Universal Secant Bundles and Syzygies of Varieties

通用正割束和品种 Syzygies

• 批准号: 2100782
• 负责人: Michael Kemeny
• 金额: $ 16.2万
• 依托单位: University of Wisconsin-Madison
• 依托单位国家: 美国
• 项目类别: Continuing Grant
• 财政年份: 2021
• 资助国家: 美国
• 起止时间: 2021-08-15 至 2025-07-31
• 项目状态: 未结题
• 来源: https://www.nsf.gov/awardsearch/showAward?AWD_ID=2100782&HistoricalAwards=false
• 关键词: Universal; Secant; Bundles; Syzygies; Varieties

This research project is concerned with the study of algebraic varieties, in other words geometric spaces that are defined by systems of polynomial equations. The study of the qualitative features of the equations defining algebraic varieties has a long and cherished history in mathematics, beginning with the work of algebraists such as Cayley and Sylvester in the nineteenth century. These questions were put into a modern framework through the pioneering work of Hilbert, who defined a series of invariants known as Betti numbers. The study of these Betti numbers has been an important force in the development of the fields of both algebra and projective geometry for over a hundred years now. These invariants capture the information about the number of equations required to define a variety, as well as the degrees of these equations and the relations amongst them. The aim of this proposal is to study the Betti numbers for several fundamental classes of algebraic varieties.

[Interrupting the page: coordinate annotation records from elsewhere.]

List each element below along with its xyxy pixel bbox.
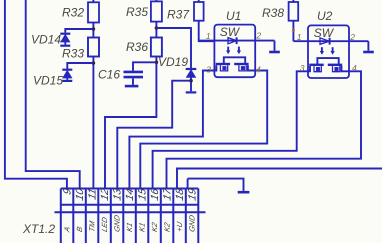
svg-text:SW: SW <box>314 26 335 40</box>
wire R32 top lead <box>92 0 94 2</box>
diode VD14 <box>60 34 70 46</box>
transistor U2 output element right <box>328 65 342 72</box>
svg-text:4: 4 <box>256 64 261 74</box>
svg-text:K1: K1 <box>138 222 147 233</box>
resistor R36 <box>151 38 162 57</box>
svg-text:VD19: VD19 <box>158 55 188 69</box>
wire left rail 1 to terminal 9 <box>5 0 67 189</box>
svg-text:K2: K2 <box>163 221 172 233</box>
svg-text:SW: SW <box>220 25 241 39</box>
wire R38 top lead <box>292 0 294 2</box>
wire terminal 19 GND line <box>188 179 244 191</box>
svg-text:U1: U1 <box>226 9 241 23</box>
ground bottom GND <box>238 191 250 194</box>
svg-text:+U: +U <box>175 220 184 232</box>
diode U2 LED <box>320 38 330 45</box>
transistor U1 output element right <box>234 64 248 71</box>
svg-text:B: B <box>75 226 84 233</box>
resistor R35 <box>151 1 162 21</box>
ground U2 pin2 <box>363 51 374 54</box>
wire U2 light arrows <box>320 47 334 54</box>
svg-text:GND: GND <box>188 214 197 233</box>
wire R35 bottom to R36 top <box>155 22 157 38</box>
svg-text:R38: R38 <box>262 6 284 20</box>
wire U1 pin 4 to T15 staircase <box>140 65 267 189</box>
svg-text:3: 3 <box>300 63 305 73</box>
svg-text:1: 1 <box>297 32 302 42</box>
transistor U1 output element left <box>216 64 230 71</box>
wire U1 pin1 line through box to pin2 <box>199 40 275 42</box>
diode U1 LED <box>228 37 237 44</box>
svg-text:R35: R35 <box>126 5 148 19</box>
wire R33 bottom down to terminal 11 <box>92 57 94 190</box>
svg-text:3: 3 <box>206 64 211 74</box>
wire R35 junction to VD19 <box>156 28 191 68</box>
connector XT1.2 terminal block <box>55 189 206 243</box>
op-amp U2 optocoupler box <box>308 25 349 78</box>
wire junction to VD14 <box>65 29 93 33</box>
svg-text:R33: R33 <box>62 46 84 60</box>
wire U2 pin 2 ground drop <box>367 41 369 51</box>
wire VD19 to T13 staircase <box>117 81 191 189</box>
svg-text:2: 2 <box>349 32 355 42</box>
node junction VD19 anode branch <box>189 79 193 83</box>
svg-text:K2: K2 <box>150 221 159 233</box>
op-amp U1 optocoupler box <box>214 25 255 78</box>
diode VD19 <box>186 69 197 92</box>
svg-text:GND: GND <box>113 214 122 233</box>
wire terminal 19 drop <box>187 179 189 189</box>
capacitor C16 <box>124 62 157 86</box>
wire terminal 18 +U line to right edge <box>177 169 382 190</box>
wire U2 pin 3 to T16 staircase <box>153 66 310 189</box>
svg-text:2: 2 <box>255 30 261 40</box>
wire U2 pin 4 to T17 staircase <box>167 66 362 189</box>
wire R37 bottom to U1 pin 1 <box>199 21 214 42</box>
wire U1 light arrows <box>226 47 240 54</box>
wire R37 top lead <box>198 0 200 2</box>
svg-text:R36: R36 <box>126 40 148 54</box>
svg-text:U2: U2 <box>317 9 333 23</box>
wire R35 top lead <box>155 0 157 1</box>
svg-text:C16: C16 <box>98 67 120 81</box>
svg-text:1: 1 <box>206 31 211 41</box>
svg-text:R32: R32 <box>62 6 84 20</box>
node junction R32/R33/VD14 <box>92 27 96 31</box>
wire U1 pin 3 to T14 staircase <box>129 65 216 189</box>
resistor R38 <box>289 2 299 21</box>
diode VD15 <box>62 70 72 81</box>
wire U2 output bridge <box>317 58 338 64</box>
wire U1 pin 2 ground drop <box>274 41 276 51</box>
ground U1 pin2 <box>269 51 280 54</box>
svg-text:XT1.2: XT1.2 <box>22 222 55 236</box>
resistor R37 <box>194 2 204 21</box>
wire junction to VD15 <box>67 63 93 69</box>
node junction R33/VD15/T11 <box>92 61 96 65</box>
wire U2 pin1 line through box to pin2 <box>293 40 368 42</box>
transistor U2 output element left <box>309 65 323 72</box>
wire left rail 2 to terminal 10 <box>26 0 80 189</box>
wire U1 output bridge <box>224 57 245 63</box>
svg-text:A: A <box>63 226 72 234</box>
svg-text:R37: R37 <box>167 8 190 22</box>
node junction C16/R36 lead <box>155 61 159 65</box>
wire R38 bottom to U2 pin 1 <box>292 21 294 42</box>
resistor R33 <box>88 38 99 57</box>
resistor R32 <box>88 2 99 22</box>
wire R32 bottom to R33 top <box>92 23 94 38</box>
svg-text:K1: K1 <box>125 222 134 233</box>
svg-text:VD15: VD15 <box>33 74 63 88</box>
svg-text:LED: LED <box>100 216 109 233</box>
svg-text:TM: TM <box>88 219 97 233</box>
node junction R35/R36/wire <box>155 26 159 30</box>
wire R36 bottom down to T12 staircase <box>105 57 156 190</box>
node red mark on R38 lead <box>292 29 295 32</box>
svg-text:4: 4 <box>352 63 357 73</box>
svg-text:VD14: VD14 <box>31 33 61 47</box>
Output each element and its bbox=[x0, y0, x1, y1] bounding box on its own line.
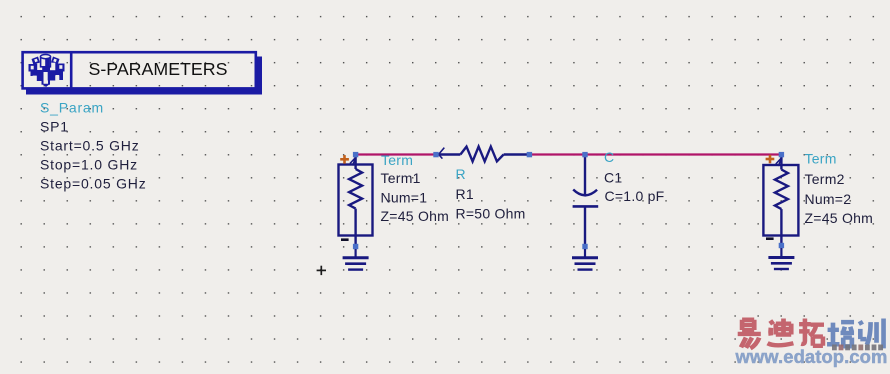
label Z=45 Ohm (Term1) bbox=[381, 208, 450, 224]
Term1 plus polarity mark bbox=[340, 155, 349, 164]
svg-text:R=50 Ohm: R=50 Ohm bbox=[456, 205, 526, 221]
watermark small tagline bbox=[832, 345, 883, 351]
svg-text:S_Param: S_Param bbox=[40, 99, 104, 115]
label S-PARAMETERS bbox=[89, 59, 228, 79]
simulation controller S-PARAMETERS box frame bbox=[23, 51, 256, 90]
label R bbox=[456, 166, 466, 182]
capacitor C1 bbox=[573, 156, 599, 245]
terminal Term1 bbox=[339, 156, 373, 245]
svg-text:www.edatop.com: www.edatop.com bbox=[735, 346, 888, 367]
svg-text:Term: Term bbox=[381, 152, 413, 168]
label Step=0.05 GHz bbox=[40, 175, 147, 191]
svg-text:Term: Term bbox=[805, 151, 837, 167]
label Z=45 Ohm (Term2) bbox=[805, 210, 874, 226]
label C=1.0 pF bbox=[605, 188, 665, 204]
svg-text:Stop=1.0 GHz: Stop=1.0 GHz bbox=[40, 156, 138, 172]
ground under Term2 bbox=[768, 248, 794, 269]
C1 bottom pin node bbox=[582, 244, 587, 249]
watermark www.edatop.com bbox=[735, 346, 888, 367]
label Num=1 bbox=[381, 190, 428, 206]
svg-text:C1: C1 bbox=[604, 170, 622, 186]
wire from R1 to Term2 bbox=[529, 153, 781, 155]
ground under Term1 bbox=[343, 249, 369, 270]
label Term1 bbox=[381, 170, 421, 186]
label C1 bbox=[604, 170, 622, 186]
svg-text:Term1: Term1 bbox=[381, 170, 421, 186]
terminal Term2 bbox=[763, 156, 798, 245]
svg-text:C=1.0 pF: C=1.0 pF bbox=[605, 188, 665, 204]
svg-text:Z=45 Ohm: Z=45 Ohm bbox=[805, 210, 874, 226]
label Start=0.5 GHz bbox=[40, 137, 140, 153]
label C bbox=[604, 149, 614, 165]
ground under C1 bbox=[572, 249, 598, 270]
svg-text:Step=0.05 GHz: Step=0.05 GHz bbox=[40, 175, 147, 191]
label Term (Term1) bbox=[381, 152, 413, 168]
Term1 minus polarity mark bbox=[341, 238, 349, 241]
svg-text:Start=0.5 GHz: Start=0.5 GHz bbox=[40, 137, 140, 153]
svg-text:Z=45 Ohm: Z=45 Ohm bbox=[381, 208, 450, 224]
label R1 bbox=[456, 186, 474, 202]
Term2 plus polarity mark bbox=[766, 155, 775, 164]
label R=50 Ohm bbox=[456, 205, 526, 221]
label S_Param bbox=[40, 99, 104, 115]
simulation controller S-PARAMETERS box shadow bbox=[26, 57, 262, 95]
svg-text:Term2: Term2 bbox=[805, 171, 845, 187]
svg-text:R1: R1 bbox=[456, 186, 474, 202]
label Stop=1.0 GHz bbox=[40, 156, 138, 172]
label Term2 bbox=[805, 171, 845, 187]
svg-text:R: R bbox=[456, 166, 466, 182]
label SP1 bbox=[40, 118, 69, 134]
C1 tap node on wire bbox=[582, 152, 587, 157]
watermark chinese characters 易迪拓培训 bbox=[738, 319, 884, 349]
Term1 bottom pin node bbox=[353, 244, 358, 249]
simulation controller gear icon bbox=[29, 55, 65, 88]
Term2 bottom pin node bbox=[779, 243, 784, 248]
R1 pin 2 node bbox=[527, 152, 532, 157]
svg-text:Num=1: Num=1 bbox=[381, 190, 428, 206]
wire from Term1 to R1 bbox=[356, 153, 436, 155]
cursor cross marker bbox=[317, 266, 326, 275]
label Num=2 bbox=[805, 191, 852, 207]
R1 pin 1 node bbox=[433, 152, 438, 157]
resistor R1 bbox=[438, 147, 527, 162]
svg-text:C: C bbox=[604, 149, 614, 165]
label Term (Term2) bbox=[805, 151, 837, 167]
Term2 minus polarity mark bbox=[766, 237, 774, 240]
svg-text:S-PARAMETERS: S-PARAMETERS bbox=[89, 59, 228, 79]
svg-text:SP1: SP1 bbox=[40, 118, 69, 134]
Term1 top pin node bbox=[353, 152, 358, 157]
Term2 top pin node bbox=[779, 152, 784, 157]
svg-text:Num=2: Num=2 bbox=[805, 191, 852, 207]
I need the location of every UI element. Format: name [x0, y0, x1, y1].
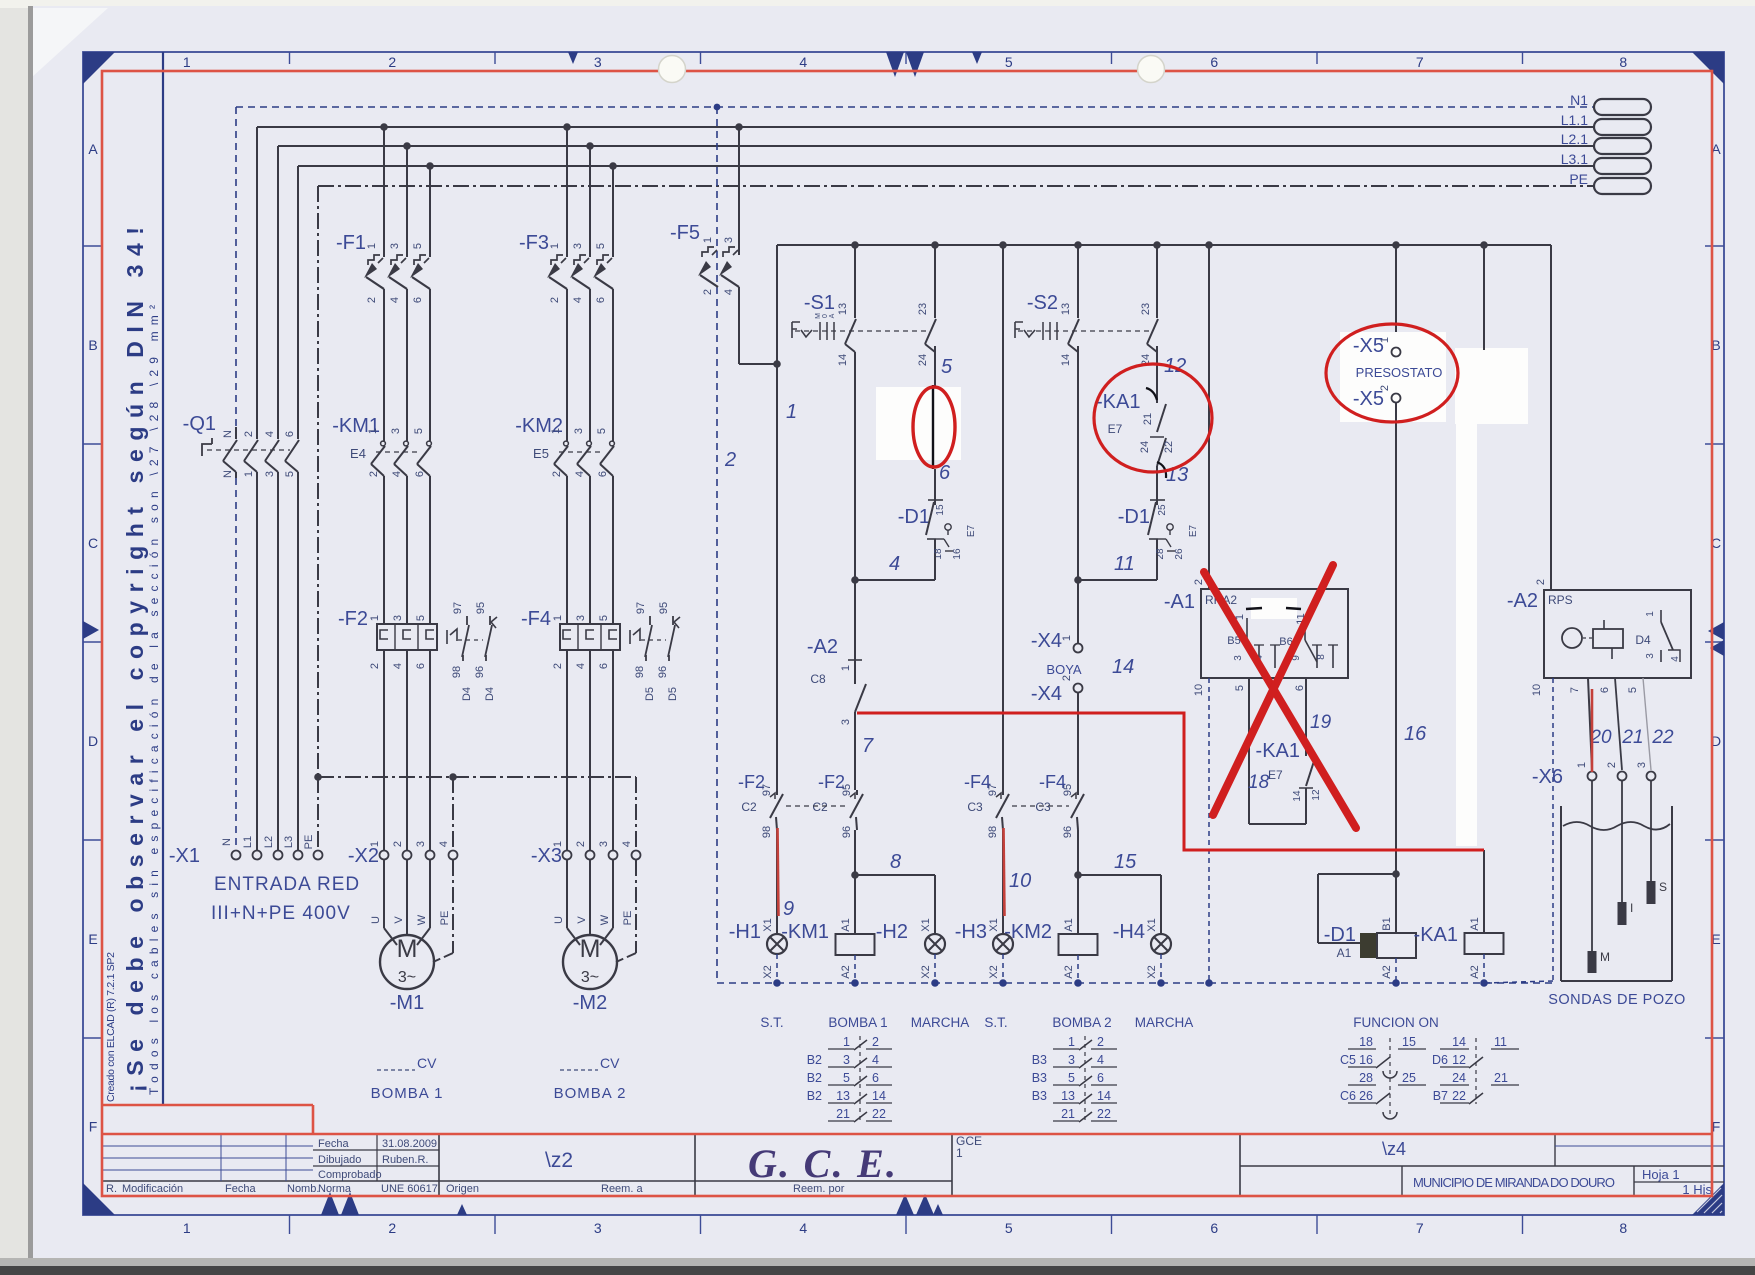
wire RPS neutral [1552, 678, 1554, 981]
svg-text:96: 96 [1062, 826, 1074, 838]
svg-text:-H4: -H4 [1113, 921, 1145, 943]
svg-text:3: 3 [594, 54, 602, 70]
contact table KM2 [1084, 1036, 1086, 1122]
svg-text:5: 5 [284, 471, 296, 477]
wire PE to X2-4 [452, 777, 454, 850]
svg-text:1: 1 [786, 401, 797, 423]
svg-text:97: 97 [987, 784, 999, 796]
wire A1 feed [1205, 241, 1213, 249]
svg-text:N: N [222, 430, 234, 438]
hand-drawn wire correction [932, 385, 934, 469]
svg-text:PE: PE [622, 911, 634, 926]
svg-text:BOMBA 1: BOMBA 1 [828, 1015, 887, 1030]
svg-text:21: 21 [1061, 1107, 1075, 1121]
bus link symbols [1594, 99, 1651, 115]
svg-text:6: 6 [415, 663, 427, 669]
svg-text:3: 3 [598, 841, 610, 847]
svg-text:V: V [576, 916, 588, 924]
svg-text:A1: A1 [1469, 917, 1481, 930]
wire PE to motor frame [452, 860, 454, 953]
svg-text:-A2: -A2 [807, 636, 838, 658]
svg-text:4: 4 [438, 841, 450, 847]
svg-text:E5: E5 [533, 446, 549, 461]
svg-text:C: C [88, 535, 98, 551]
svg-text:U: U [553, 916, 565, 924]
wire PE drop [317, 186, 319, 777]
svg-text:5: 5 [1005, 1220, 1013, 1236]
svg-text:25: 25 [1157, 504, 1168, 516]
svg-text:B2: B2 [807, 1089, 822, 1103]
svg-text:-X6: -X6 [1532, 766, 1563, 788]
red title block outline [103, 1133, 1711, 1136]
svg-text:2: 2 [369, 663, 381, 669]
frame column ticks top [289, 52, 291, 64]
svg-text:-X4: -X4 [1031, 630, 1062, 652]
svg-text:B2: B2 [807, 1053, 822, 1067]
wire 11 segment [1156, 555, 1158, 580]
svg-text:PE: PE [303, 835, 315, 850]
frame column ticks bottom [289, 1215, 291, 1234]
wire RPS pin6 to X6-2 [1615, 678, 1622, 770]
terminal X4 BOYA [1077, 580, 1079, 643]
svg-text:1: 1 [369, 615, 381, 621]
svg-text:-F3: -F3 [519, 232, 549, 254]
svg-text:C6: C6 [1340, 1089, 1356, 1103]
wire 7 segment [854, 712, 856, 790]
svg-text:14: 14 [1097, 1089, 1111, 1103]
svg-text:1: 1 [549, 243, 561, 249]
svg-text:X2: X2 [1146, 965, 1158, 978]
svg-text:24: 24 [1452, 1071, 1466, 1085]
svg-text:16: 16 [952, 548, 963, 560]
svg-text:4: 4 [621, 841, 633, 847]
svg-text:3: 3 [573, 428, 585, 434]
wire 13 segment [1156, 466, 1158, 505]
svg-text:1: 1 [369, 841, 381, 847]
svg-text:23: 23 [917, 303, 929, 315]
svg-text:14: 14 [1452, 1035, 1466, 1049]
svg-text:X2: X2 [920, 965, 932, 978]
svg-text:1: 1 [183, 54, 191, 70]
svg-text:22: 22 [1651, 727, 1674, 748]
svg-text:A1: A1 [1337, 946, 1352, 960]
svg-text:4: 4 [1097, 1053, 1104, 1067]
svg-text:-H2: -H2 [876, 921, 908, 943]
wire -X3 to motor -M2 [566, 860, 568, 928]
svg-text:1: 1 [1061, 635, 1073, 641]
svg-text:21: 21 [1621, 727, 1643, 748]
svg-text:26: 26 [1359, 1089, 1373, 1103]
svg-text:96: 96 [657, 666, 669, 678]
svg-text:13: 13 [836, 1089, 850, 1103]
svg-text:7: 7 [1416, 54, 1424, 70]
svg-text:6: 6 [1599, 687, 1611, 693]
svg-text:6: 6 [597, 471, 609, 477]
wire L3 to Q1 [297, 166, 299, 427]
svg-text:4: 4 [872, 1053, 879, 1067]
wire -F3 to -KM2 [566, 312, 568, 437]
svg-text:1: 1 [550, 428, 562, 434]
svg-text:1: 1 [243, 471, 255, 477]
whiteout patch X5 [1340, 332, 1446, 422]
title block grid [103, 1180, 952, 1182]
overload aux contacts -F2 97-98 95-96 [447, 629, 457, 644]
wire PE to X3-4 [635, 777, 637, 850]
svg-text:A: A [88, 141, 98, 157]
svg-text:6: 6 [1294, 685, 1306, 691]
whiteout band right [1455, 348, 1528, 424]
svg-text:D4: D4 [484, 687, 496, 701]
svg-text:18: 18 [1359, 1035, 1373, 1049]
motor -M1 [380, 935, 434, 989]
svg-text:Nomb.: Nomb. [287, 1183, 319, 1195]
wire -F1 to -KM1 [383, 312, 385, 437]
svg-text:M: M [815, 313, 822, 319]
svg-text:5: 5 [598, 615, 610, 621]
whiteout patch near wire 5 [876, 387, 961, 460]
svg-text:22: 22 [1452, 1089, 1466, 1103]
svg-text:A2: A2 [1063, 965, 1075, 978]
svg-text:E7: E7 [1108, 422, 1123, 436]
wire PE branch horizontal [318, 776, 636, 778]
svg-text:-A1: -A1 [1164, 591, 1195, 613]
svg-text:1: 1 [366, 243, 378, 249]
red circle KA1 contact [1094, 364, 1212, 472]
node D1 junction [1392, 870, 1400, 878]
svg-text:Fecha: Fecha [225, 1183, 256, 1195]
svg-text:11: 11 [1114, 553, 1135, 575]
svg-text:L3.1: L3.1 [1561, 151, 1588, 167]
hand-drawn contact fix bottom [1157, 462, 1166, 478]
svg-text:B3: B3 [1032, 1053, 1047, 1067]
svg-text:1: 1 [1379, 337, 1391, 343]
svg-text:2: 2 [392, 841, 404, 847]
svg-text:L2: L2 [263, 836, 275, 848]
svg-text:E7: E7 [966, 524, 977, 537]
svg-text:7: 7 [862, 735, 874, 757]
svg-text:-M2: -M2 [573, 992, 607, 1014]
svg-text:24: 24 [1139, 441, 1151, 453]
svg-text:14: 14 [837, 354, 849, 366]
wire 12 segment [1156, 346, 1158, 385]
frame corner triangles [83, 52, 115, 84]
svg-text:4: 4 [799, 54, 807, 70]
svg-text:-S2: -S2 [1027, 292, 1058, 314]
svg-text:S: S [1659, 880, 1667, 894]
svg-text:2: 2 [1379, 385, 1391, 391]
wire control riser 1 [776, 245, 778, 790]
svg-text:96: 96 [841, 826, 853, 838]
svg-text:15: 15 [1114, 851, 1137, 873]
svg-text:A: A [829, 313, 836, 318]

Moreover, the Principal Investigator (PI) will formulate and study more refined conjectures about the rank of the higher relations amongst the defining equations of algebraic varieties. This provides more detail into the structure of these equations than can be provided by the Betti numbers alone. During this award, the PI will study the Betti numbers of several classes of algebraic varieties using new techniques such as the technique of Universal Secant Bundles. The PI has previously applied this technique successfully on a series of questions about the Betti numbers of algebraic curves which were first asked in the 1980s in the work of mathematicians such as Green and Lazarsfeld. The PI will study these invariants in new settings, such as the case of higher dimensional varieties, with a particular focus on understanding the equations and syzygies of Veronese varieties and Abelian surfaces. Moreover, the PI will provide special, explicit bases consisting of syzygies of minimal possible rank for the syzygy spaces of several classes of algebraic varieties, generalizing well-known work on Green on the generation of the ideal of canonical curves by quadrics of rank four. More generally, the PI hopes to formulate new conjectures and questions which will open up new lines of inquiry for the field as a whole.This award reflects NSF's statutory mission and has been deemed worthy of support through evaluation using the Foundation's intellectual merit and broader impacts review criteria.

这项研究项目涉及代数簇的研究，换句话说，即由多项式方程组定义的几何空间。定义代数簇的方程的定性特征的研究在数学上有着悠久的历史，始于19世纪的代数学家凯利和西尔维斯特的工作。通过希尔伯特的开创性工作，这些问题被放入了一个现代框架中，他定义了一系列被称为贝蒂数的不变量。一百多年来，对这些Betti数的研究一直是代数和射影几何领域发展的重要力量。这些不变量捕捉有关定义变化所需的方程式数量的信息，以及这些方程式的阶数和它们之间的关系。这一建议的目的是研究几类基本代数簇的Betti数。此外，首席调查员(PI)将制定和研究关于代数变种定义方程之间更高关系的等级的更精细的猜想。这为这些方程的结构提供了比仅由Betti数提供的更详细的信息。在这个奖项中，PI将使用新的技术，如万能割丛技术，研究几类代数簇的Betti数。PI以前曾成功地将这一技术应用于一系列关于代数曲线的Betti数的问题，这些问题是在20世纪80年代格林和拉扎斯菲尔德等数学家的工作中首次提出的。PI将在新的环境中研究这些不变量，例如高维簇的情况，特别关注理解Verones簇和Abel曲面的方程和合子。此外，PI将为几类代数簇的合集空间提供由最小可能秩合组成的特殊的显式基，推广了Green关于用四阶二次曲线生成标准曲线理想的著名工作。更广泛地说，PI希望制定新的猜测和问题，为整个领域开辟新的调查路线。这一奖项反映了NSF的法定使命，并通过使用基金会的智力优势和更广泛的影响审查标准进行评估，被认为值得支持。